Updated

Dr. Anthony Fauci, the chief medical adviser for President Biden, said in an interview published Tuesday that the U.S. is almost past the "full-blown" pandemic phase of the coronavirus and said he hopes that all virus-related restrictions could wind down in a few months.

Fauci discussed his idea of the virus’s trajectory with the Financial Times. He told the paper that the government response to the disease will eventually be handled on a local level and not federal. 

He did not mention a specific month or season but told the paper that these restrictions — including mask mandates — could end "soon."

The number of people in the hospital with COVID-19 across the U.S. has tumbled more than 28% over the past three weeks to about 105,000 on average, according to the Centers for Disease Control and Prevention.

Dr. Anthony Fauci testifies on Capitol Hill last month.

Dr. Anthony Fauci testifies on Capitol Hill last month.  (Greg Nash-Pool/Getty Images)

Dr. Chris Beyrer, an epidemiologist at the Johns Hopkins Bloomberg School of Public Health, told the Associated Press, "What we want to see is that the omicron surge continues to decrease, that we don’t see another variant of concern emerge, that we start to come out of the other side of this."

A health care worker administers a third dose of the Moderna COVID-19 vaccine at the CareNow Denver University urgent care center in Denver, Colorado, on Tuesday, Nov. 16, 2021.

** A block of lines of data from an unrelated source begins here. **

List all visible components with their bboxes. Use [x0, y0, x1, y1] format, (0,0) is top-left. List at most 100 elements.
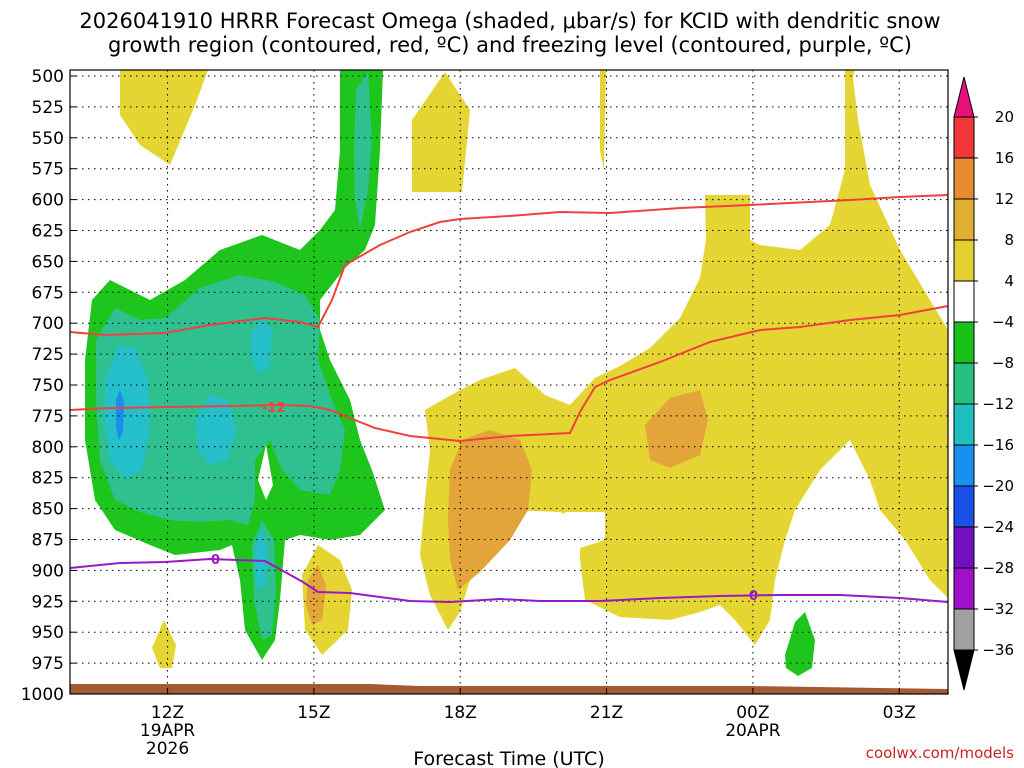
colorbar-label: −8	[992, 354, 1014, 372]
y-tick-label: 650	[32, 252, 64, 272]
colorbar-label: −20	[982, 477, 1014, 495]
colorbar-label: 4	[1004, 272, 1014, 290]
ground-fill	[70, 684, 948, 694]
red-contour-upper	[69, 194, 949, 337]
colorbar-label: −32	[982, 600, 1014, 618]
colorbar-label: −24	[982, 518, 1014, 536]
x-tick-label: 15Z	[297, 703, 330, 723]
red-contour-label: -12	[262, 401, 286, 416]
y-tick-label: 1000	[21, 685, 64, 705]
chart-title-line1: 2026041910 HRRR Forecast Omega (shaded, …	[79, 9, 940, 33]
colorbar-swatch	[953, 608, 975, 651]
colorbar-swatch	[953, 157, 975, 200]
y-tick-label: 575	[32, 160, 64, 180]
colorbar-bottom-arrow	[953, 649, 975, 691]
omega-orange-region	[448, 430, 532, 590]
omega-blue-region	[116, 390, 124, 440]
omega-cyan-regions	[104, 318, 272, 590]
credit-text: coolwx.com/models	[866, 744, 1014, 762]
colorbar-swatch	[953, 485, 975, 528]
purple-contour	[69, 557, 949, 604]
colorbar-label: −36	[982, 641, 1014, 659]
plot-area: -12 0 0	[69, 69, 949, 695]
colorbar-label: 16	[995, 149, 1014, 167]
x-tick-label: 03Z	[883, 703, 916, 723]
colorbar-swatch	[953, 280, 975, 323]
colorbar-swatch	[953, 526, 975, 569]
grid	[70, 70, 948, 694]
colorbar-swatch	[953, 198, 975, 241]
x-tick-label: 20APR	[725, 721, 781, 741]
y-tick-label: 925	[32, 592, 64, 612]
omega-cyan-region	[195, 395, 236, 465]
omega-hole-regions	[258, 445, 273, 500]
omega-cyan-region	[104, 345, 150, 480]
purple-contour-label: 0	[211, 553, 220, 568]
y-axis-ticks: 500 525 550 575 600 625 650 675 700 725 750 775 800 8…	[21, 67, 76, 705]
red-contour-lower	[69, 305, 949, 443]
x-tick-label: 18Z	[444, 703, 477, 723]
colorbar-label: −4	[992, 313, 1014, 331]
colorbar-swatch	[953, 362, 975, 405]
colorbar-label: −28	[982, 559, 1014, 577]
y-tick-label: 750	[32, 376, 64, 396]
omega-orange-regions	[306, 390, 708, 625]
colorbar-label: 20	[995, 108, 1014, 126]
y-tick-label: 675	[32, 283, 64, 303]
x-tick-label: 19APR	[140, 721, 196, 741]
colorbar-top-arrow	[953, 76, 975, 118]
chart-title-line2: growth region (contoured, red, ºC) and f…	[108, 33, 912, 57]
y-tick-label: 875	[32, 531, 64, 551]
y-tick-label: 975	[32, 654, 64, 674]
omega-yellow-region	[412, 72, 470, 192]
colorbar-label: −16	[982, 436, 1014, 454]
colorbar: 20 16 12 8 4 −4 −8 −12 −16 −20 −24 −28 −32 −36	[953, 76, 1014, 691]
omega-blue-regions	[116, 390, 124, 440]
colorbar-swatch	[953, 116, 975, 159]
colorbar-swatch	[953, 444, 975, 487]
y-tick-label: 825	[32, 469, 64, 489]
omega-yellow-region	[848, 70, 855, 80]
y-tick-label: 550	[32, 129, 64, 149]
omega-cyan-region	[250, 318, 272, 375]
colorbar-swatch	[953, 567, 975, 610]
omega-teal-region	[354, 72, 372, 230]
x-axis-title: Forecast Time (UTC)	[413, 748, 604, 768]
y-tick-label: 625	[32, 222, 64, 242]
x-tick-label: 21Z	[590, 703, 623, 723]
colorbar-label: −12	[982, 395, 1014, 413]
y-tick-label: 525	[32, 98, 64, 118]
y-tick-label: 850	[32, 500, 64, 520]
omega-green-region	[785, 612, 815, 676]
x-tick-label: 12Z	[151, 703, 184, 723]
colorbar-label: 12	[995, 190, 1014, 208]
x-tick-label: 00Z	[736, 703, 769, 723]
plot-frame	[69, 69, 949, 695]
colorbar-swatch	[953, 403, 975, 446]
y-tick-label: 600	[32, 191, 64, 211]
colorbar-label: 8	[1004, 231, 1014, 249]
omega-hole-region	[258, 445, 273, 500]
omega-yellow-region	[120, 70, 208, 165]
y-tick-label: 950	[32, 623, 64, 643]
dendritic-contours: -12	[69, 194, 949, 443]
y-tick-label: 725	[32, 345, 64, 365]
omega-yellow-regions	[120, 70, 948, 668]
colorbar-swatch	[953, 321, 975, 364]
purple-contour-label: 0	[749, 589, 758, 604]
x-tick-label: 2026	[146, 739, 189, 759]
omega-orange-region	[645, 390, 708, 468]
omega-yellow-region	[152, 620, 176, 668]
y-tick-label: 900	[32, 561, 64, 581]
omega-orange-region	[306, 565, 326, 625]
y-tick-label: 800	[32, 438, 64, 458]
freezing-level-contour: 0 0	[69, 553, 949, 604]
omega-yellow-region	[600, 70, 606, 170]
colorbar-swatch	[953, 239, 975, 282]
y-tick-label: 500	[32, 67, 64, 87]
y-tick-label: 700	[32, 314, 64, 334]
y-tick-label: 775	[32, 407, 64, 427]
omega-yellow-region	[420, 70, 948, 645]
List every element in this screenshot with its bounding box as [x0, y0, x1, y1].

A health care worker administers a third dose of the Moderna COVID-19 vaccine at the CareNow Denver University urgent care center in Denver, Colorado, on Tuesday, Nov. 16, 2021.  (Daniel Brenner/Bloomberg via Getty Images)

Fauci told the paper that there is no way to eradicate the virus, but it is his hope that "we are looking at a time when we have enough people vaccinated and enough people with protection from previous infection that the Covid restrictions will soon be a thing of the past."

He also said it may not been needed for all Americans to get boosted in the future.

"It will depend on who you are," he said. "But if you are a normal, healthy 30-year-old person with no underlying conditions, you might need a booster only every four or five years."